23.11.16

Berkah Sejarah

Bersejarah itu penting, tetapi menyejarah itu jauh lebih penting. Jika bersejarah itu cuma menyangkut masa lalu, menyejarah itu menyangkut sekaligus masa lalu, masa kini dan masa depan. Sejarah bisa berhenti karena sebuah sebab, juga bisa diteruskan karena sebuah sebab. Sebab itu bernama nilai yang disirkulasikan. Karena cuma air yang mengalir yang akan membuat sehat ikan-ikan.


Ketika Wall Street jatuh, penyebabnya bukan karena kelangkaan uang, tetapi uang yang tidak dialirkan. Bursa saham telah membentuk kebudayaan baru, bahwa dagangan paling berharga bukanlah barang, melainkan uang itu sendiri. Akhirnya uang tidak lagi menjadi alat pembayaran, tetapi sekadar alat perdagangan. Yang beredar kemudian sekadar angka-angka, tetapi uangnya tidak mengalir ke mana-mana. Uang itu menumpuk, mengalami obesitas dan menjalar sebagai kanker bagi negara. Itulah karma uang yang tidak diedarkan. Itulah kenapa krisis finansial di Amerika tidak menjalar ke Indonesia karena kita memilki banyak bang thithil, bang plecit, kredit candhak kulak, BPR dan pegadaian.


Di negeri ini, entah karena kemuliaanya, keluguannya atau malah ketertinggalannya, uang itu masih beredar hingga ke ceruk-ceruk paling bawah. Uang masih diperlakukan sesuai esensinya sebagai alat pembayaran. Ada banyak sekali pinjaman tanpa agunan bagi bakul-bakul pasar yang azasnya cukup kepercayaan. Yang penting engkau masih ke pasar dan berjualan, itulah sebenar benarnya agunan.

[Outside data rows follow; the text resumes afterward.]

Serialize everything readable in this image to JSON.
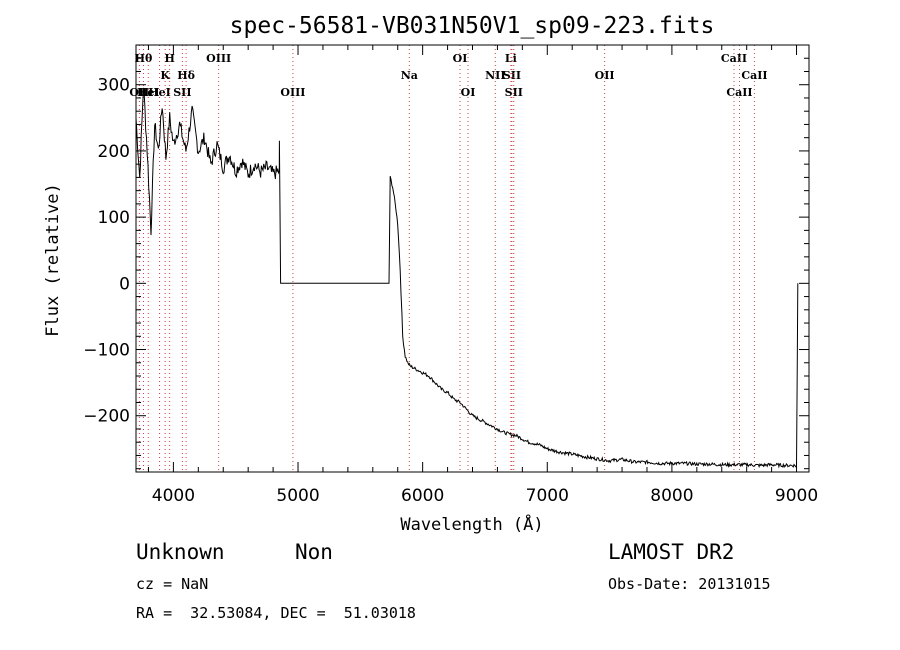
{
  "chart_data": {
    "type": "line",
    "title": "spec-56581-VB031N50V1_sp09-223.fits",
    "xlabel": "Wavelength (Å)",
    "ylabel": "Flux (relative)",
    "xlim": [
      3700,
      9100
    ],
    "ylim": [
      -285,
      360
    ],
    "xticks": [
      4000,
      5000,
      6000,
      7000,
      8000,
      9000
    ],
    "yticks": [
      -200,
      -100,
      0,
      100,
      200,
      300
    ],
    "grid": false,
    "series": [
      {
        "x": [
          3700,
          3730,
          3760,
          3790,
          3820,
          3850,
          3880,
          3910,
          3940,
          3970,
          4000,
          4050,
          4100,
          4150,
          4200,
          4250,
          4300,
          4350,
          4400,
          4450,
          4500,
          4550,
          4600,
          4650,
          4700,
          4750,
          4800,
          4850,
          4851,
          4860,
          5000,
          5200,
          5400,
          5600,
          5730,
          5740,
          5760,
          5780,
          5800,
          5820,
          5840,
          5860,
          5880,
          5900,
          5950,
          6000,
          6050,
          6100,
          6150,
          6200,
          6250,
          6300,
          6350,
          6400,
          6450,
          6500,
          6550,
          6600,
          6650,
          6700,
          6750,
          6800,
          6850,
          6900,
          6950,
          7000,
          7100,
          7200,
          7300,
          7400,
          7500,
          7600,
          7700,
          7800,
          7900,
          8000,
          8100,
          8200,
          8300,
          8400,
          8500,
          8600,
          8700,
          8800,
          8900,
          8980,
          9000,
          9010
        ],
        "y": [
          250,
          160,
          300,
          200,
          80,
          240,
          200,
          270,
          190,
          250,
          210,
          240,
          200,
          260,
          200,
          220,
          180,
          210,
          175,
          195,
          170,
          185,
          165,
          180,
          168,
          175,
          165,
          170,
          210,
          0,
          0,
          0,
          0,
          0,
          0,
          160,
          145,
          120,
          90,
          20,
          -80,
          -110,
          -120,
          -125,
          -130,
          -135,
          -140,
          -150,
          -160,
          -165,
          -175,
          -180,
          -190,
          -200,
          -205,
          -210,
          -215,
          -220,
          -225,
          -228,
          -230,
          -235,
          -240,
          -242,
          -245,
          -250,
          -255,
          -258,
          -262,
          -265,
          -268,
          -266,
          -270,
          -270,
          -272,
          -272,
          -272,
          -273,
          -273,
          -274,
          -274,
          -274,
          -275,
          -274,
          -275,
          -275,
          -276,
          0
        ]
      }
    ],
    "lines": [
      {
        "w": 3727,
        "label": "OII",
        "row": 3
      },
      {
        "w": 3760,
        "label": "Hθ",
        "row": 1
      },
      {
        "w": 3798,
        "label": "HeI",
        "row": 3
      },
      {
        "w": 3889,
        "label": "HeI",
        "row": 3
      },
      {
        "w": 3934,
        "label": "K",
        "row": 2
      },
      {
        "w": 3970,
        "label": "H",
        "row": 1
      },
      {
        "w": 4072,
        "label": "SII",
        "row": 3
      },
      {
        "w": 4102,
        "label": "Hδ",
        "row": 2
      },
      {
        "w": 4363,
        "label": "OIII",
        "row": 1
      },
      {
        "w": 4959,
        "label": "OIII",
        "row": 3
      },
      {
        "w": 5893,
        "label": "Na",
        "row": 2
      },
      {
        "w": 6300,
        "label": "OI",
        "row": 1
      },
      {
        "w": 6364,
        "label": "OI",
        "row": 3
      },
      {
        "w": 6583,
        "label": "NII",
        "row": 2
      },
      {
        "w": 6708,
        "label": "Li",
        "row": 1
      },
      {
        "w": 6716,
        "label": "SII",
        "row": 2
      },
      {
        "w": 6731,
        "label": "SII",
        "row": 3
      },
      {
        "w": 7460,
        "label": "OII",
        "row": 2
      },
      {
        "w": 8498,
        "label": "CaII",
        "row": 1
      },
      {
        "w": 8542,
        "label": "CaII",
        "row": 3
      },
      {
        "w": 8662,
        "label": "CaII",
        "row": 2
      }
    ]
  },
  "footer": {
    "class_label": "Unknown",
    "subclass_label": "Non",
    "survey": "LAMOST DR2",
    "redshift": "cz = NaN",
    "obs_date": "Obs-Date: 20131015",
    "coords": "RA =  32.53084, DEC =  51.03018"
  }
}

Pasar tradisional itu, bukanlah sekadar tempat jual beli. Tetapi ia adalah  sebuah rumah besar tempat seluruh nilai dialirkan.

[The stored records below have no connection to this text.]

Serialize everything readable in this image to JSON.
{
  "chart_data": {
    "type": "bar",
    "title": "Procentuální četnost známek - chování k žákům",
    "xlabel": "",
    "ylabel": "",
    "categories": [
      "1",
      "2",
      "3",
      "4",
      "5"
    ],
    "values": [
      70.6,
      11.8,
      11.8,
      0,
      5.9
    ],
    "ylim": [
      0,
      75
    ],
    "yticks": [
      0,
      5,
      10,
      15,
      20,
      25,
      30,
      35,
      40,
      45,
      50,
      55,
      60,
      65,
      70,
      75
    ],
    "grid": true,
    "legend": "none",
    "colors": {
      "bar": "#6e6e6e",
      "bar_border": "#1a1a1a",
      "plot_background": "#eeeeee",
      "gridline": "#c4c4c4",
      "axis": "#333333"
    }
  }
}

Seperti halnya  uang, sejarah juga  bisa  diputarkan dan bisa dihentikan. Bank-bank boleh menyalurkan kredit cuma kepada sektor  konsumsi, bukan kepada produksi. Tetapi konsumsi tanpa  produksi adalah terus menerus makan tanpa henti. Candi-candi kuno bisa dibiarkan tetap terpendam, dibiarkan sebagai reruntuhan, bisa juga digali, dikonservasi dan diaktualisasi. Patung-patung primitif Toraja menjadi berharga setelah disirkulasikan ke seluruh benua dan kini banyak diduplikasi di Bali. Setelah nilainya dihidupkan, barulah barang-barang kuno yang semula berserakan itu 'layak' dicuri.

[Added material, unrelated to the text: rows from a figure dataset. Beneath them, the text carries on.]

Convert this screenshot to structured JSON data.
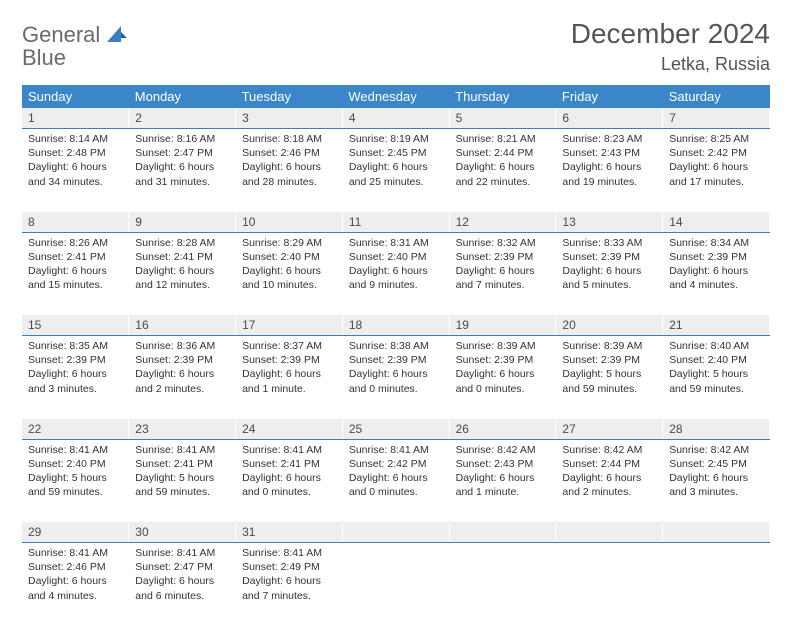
{
  "logo": {
    "word1": "General",
    "word2": "Blue"
  },
  "title": "December 2024",
  "location": "Letka, Russia",
  "colors": {
    "header_bg": "#3a86c8",
    "header_text": "#ffffff",
    "daynum_bg": "#eceeef",
    "daynum_border": "#3a7fb5",
    "body_text": "#333333",
    "logo_gray": "#6b6b6b",
    "logo_blue": "#3a7fc4"
  },
  "weekdays": [
    "Sunday",
    "Monday",
    "Tuesday",
    "Wednesday",
    "Thursday",
    "Friday",
    "Saturday"
  ],
  "weeks": [
    [
      {
        "n": "1",
        "sr": "Sunrise: 8:14 AM",
        "ss": "Sunset: 2:48 PM",
        "d1": "Daylight: 6 hours",
        "d2": "and 34 minutes."
      },
      {
        "n": "2",
        "sr": "Sunrise: 8:16 AM",
        "ss": "Sunset: 2:47 PM",
        "d1": "Daylight: 6 hours",
        "d2": "and 31 minutes."
      },
      {
        "n": "3",
        "sr": "Sunrise: 8:18 AM",
        "ss": "Sunset: 2:46 PM",
        "d1": "Daylight: 6 hours",
        "d2": "and 28 minutes."
      },
      {
        "n": "4",
        "sr": "Sunrise: 8:19 AM",
        "ss": "Sunset: 2:45 PM",
        "d1": "Daylight: 6 hours",
        "d2": "and 25 minutes."
      },
      {
        "n": "5",
        "sr": "Sunrise: 8:21 AM",
        "ss": "Sunset: 2:44 PM",
        "d1": "Daylight: 6 hours",
        "d2": "and 22 minutes."
      },
      {
        "n": "6",
        "sr": "Sunrise: 8:23 AM",
        "ss": "Sunset: 2:43 PM",
        "d1": "Daylight: 6 hours",
        "d2": "and 19 minutes."
      },
      {
        "n": "7",
        "sr": "Sunrise: 8:25 AM",
        "ss": "Sunset: 2:42 PM",
        "d1": "Daylight: 6 hours",
        "d2": "and 17 minutes."
      }
    ],
    [
      {
        "n": "8",
        "sr": "Sunrise: 8:26 AM",
        "ss": "Sunset: 2:41 PM",
        "d1": "Daylight: 6 hours",
        "d2": "and 15 minutes."
      },
      {
        "n": "9",
        "sr": "Sunrise: 8:28 AM",
        "ss": "Sunset: 2:41 PM",
        "d1": "Daylight: 6 hours",
        "d2": "and 12 minutes."
      },
      {
        "n": "10",
        "sr": "Sunrise: 8:29 AM",
        "ss": "Sunset: 2:40 PM",
        "d1": "Daylight: 6 hours",
        "d2": "and 10 minutes."
      },
      {
        "n": "11",
        "sr": "Sunrise: 8:31 AM",
        "ss": "Sunset: 2:40 PM",
        "d1": "Daylight: 6 hours",
        "d2": "and 9 minutes."
      },
      {
        "n": "12",
        "sr": "Sunrise: 8:32 AM",
        "ss": "Sunset: 2:39 PM",
        "d1": "Daylight: 6 hours",
        "d2": "and 7 minutes."
      },
      {
        "n": "13",
        "sr": "Sunrise: 8:33 AM",
        "ss": "Sunset: 2:39 PM",
        "d1": "Daylight: 6 hours",
        "d2": "and 5 minutes."
      },
      {
        "n": "14",
        "sr": "Sunrise: 8:34 AM",
        "ss": "Sunset: 2:39 PM",
        "d1": "Daylight: 6 hours",
        "d2": "and 4 minutes."
      }
    ],
    [
      {
        "n": "15",
        "sr": "Sunrise: 8:35 AM",
        "ss": "Sunset: 2:39 PM",
        "d1": "Daylight: 6 hours",
        "d2": "and 3 minutes."
      },
      {
        "n": "16",
        "sr": "Sunrise: 8:36 AM",
        "ss": "Sunset: 2:39 PM",
        "d1": "Daylight: 6 hours",
        "d2": "and 2 minutes."
      },
      {
        "n": "17",
        "sr": "Sunrise: 8:37 AM",
        "ss": "Sunset: 2:39 PM",
        "d1": "Daylight: 6 hours",
        "d2": "and 1 minute."
      },
      {
        "n": "18",
        "sr": "Sunrise: 8:38 AM",
        "ss": "Sunset: 2:39 PM",
        "d1": "Daylight: 6 hours",
        "d2": "and 0 minutes."
      },
      {
        "n": "19",
        "sr": "Sunrise: 8:39 AM",
        "ss": "Sunset: 2:39 PM",
        "d1": "Daylight: 6 hours",
        "d2": "and 0 minutes."
      },
      {
        "n": "20",
        "sr": "Sunrise: 8:39 AM",
        "ss": "Sunset: 2:39 PM",
        "d1": "Daylight: 5 hours",
        "d2": "and 59 minutes."
      },
      {
        "n": "21",
        "sr": "Sunrise: 8:40 AM",
        "ss": "Sunset: 2:40 PM",
        "d1": "Daylight: 5 hours",
        "d2": "and 59 minutes."
      }
    ],
    [
      {
        "n": "22",
        "sr": "Sunrise: 8:41 AM",
        "ss": "Sunset: 2:40 PM",
        "d1": "Daylight: 5 hours",
        "d2": "and 59 minutes."
      },
      {
        "n": "23",
        "sr": "Sunrise: 8:41 AM",
        "ss": "Sunset: 2:41 PM",
        "d1": "Daylight: 5 hours",
        "d2": "and 59 minutes."
      },
      {
        "n": "24",
        "sr": "Sunrise: 8:41 AM",
        "ss": "Sunset: 2:41 PM",
        "d1": "Daylight: 6 hours",
        "d2": "and 0 minutes."
      },
      {
        "n": "25",
        "sr": "Sunrise: 8:41 AM",
        "ss": "Sunset: 2:42 PM",
        "d1": "Daylight: 6 hours",
        "d2": "and 0 minutes."
      },
      {
        "n": "26",
        "sr": "Sunrise: 8:42 AM",
        "ss": "Sunset: 2:43 PM",
        "d1": "Daylight: 6 hours",
        "d2": "and 1 minute."
      },
      {
        "n": "27",
        "sr": "Sunrise: 8:42 AM",
        "ss": "Sunset: 2:44 PM",
        "d1": "Daylight: 6 hours",
        "d2": "and 2 minutes."
      },
      {
        "n": "28",
        "sr": "Sunrise: 8:42 AM",
        "ss": "Sunset: 2:45 PM",
        "d1": "Daylight: 6 hours",
        "d2": "and 3 minutes."
      }
    ],
    [
      {
        "n": "29",
        "sr": "Sunrise: 8:41 AM",
        "ss": "Sunset: 2:46 PM",
        "d1": "Daylight: 6 hours",
        "d2": "and 4 minutes."
      },
      {
        "n": "30",
        "sr": "Sunrise: 8:41 AM",
        "ss": "Sunset: 2:47 PM",
        "d1": "Daylight: 6 hours",
        "d2": "and 6 minutes."
      },
      {
        "n": "31",
        "sr": "Sunrise: 8:41 AM",
        "ss": "Sunset: 2:49 PM",
        "d1": "Daylight: 6 hours",
        "d2": "and 7 minutes."
      },
      null,
      null,
      null,
      null
    ]
  ]
}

Jadi setidaknya ada tiga tawaran untuk manusia di hadapan  sejarah : mendiamkan, merawat, dan menghidupkan. Di titik manakah kemampuan kita sebagai bangsa di hadapan tawaran  ini? Mendiamkan pasti tidak, tetapi merawat pasti belum, menghidupkan apalagi. Merawat Kota Lama misalnya,  sejatinya mudah jika rumusan merawat hanyalah memasang paving baru, membersihkan got dan mengecat ulang bangunan. Tetapi tindakan ini pasti bukan  sebenar-benarnya perawatan karena perawatan yang  sesungguhnya adalah memberinya kehidupan . Berwisata ke Borobudur pasti tidak hanya butuh melihat batu, tetapi melihat candi, arsitektur, seni rupa, ritus dan perayaan nilai. Melihat kota lama tanpa sebuah nilai yang dihidupkan, hanyalah melihat bangunan mangkrak yang dicat berulang-ulang tetapi dengan hantu, jin dan para pemabok tetap berseliweran.


Kepada sejarah tidak cukup hanya dirawat dan dikenang tetapi juga harus diberi nilai tambah. Karena hidup memang tidak cukup berhenti hanya sebagai sejarah tetapi juga harus terus menyejarah.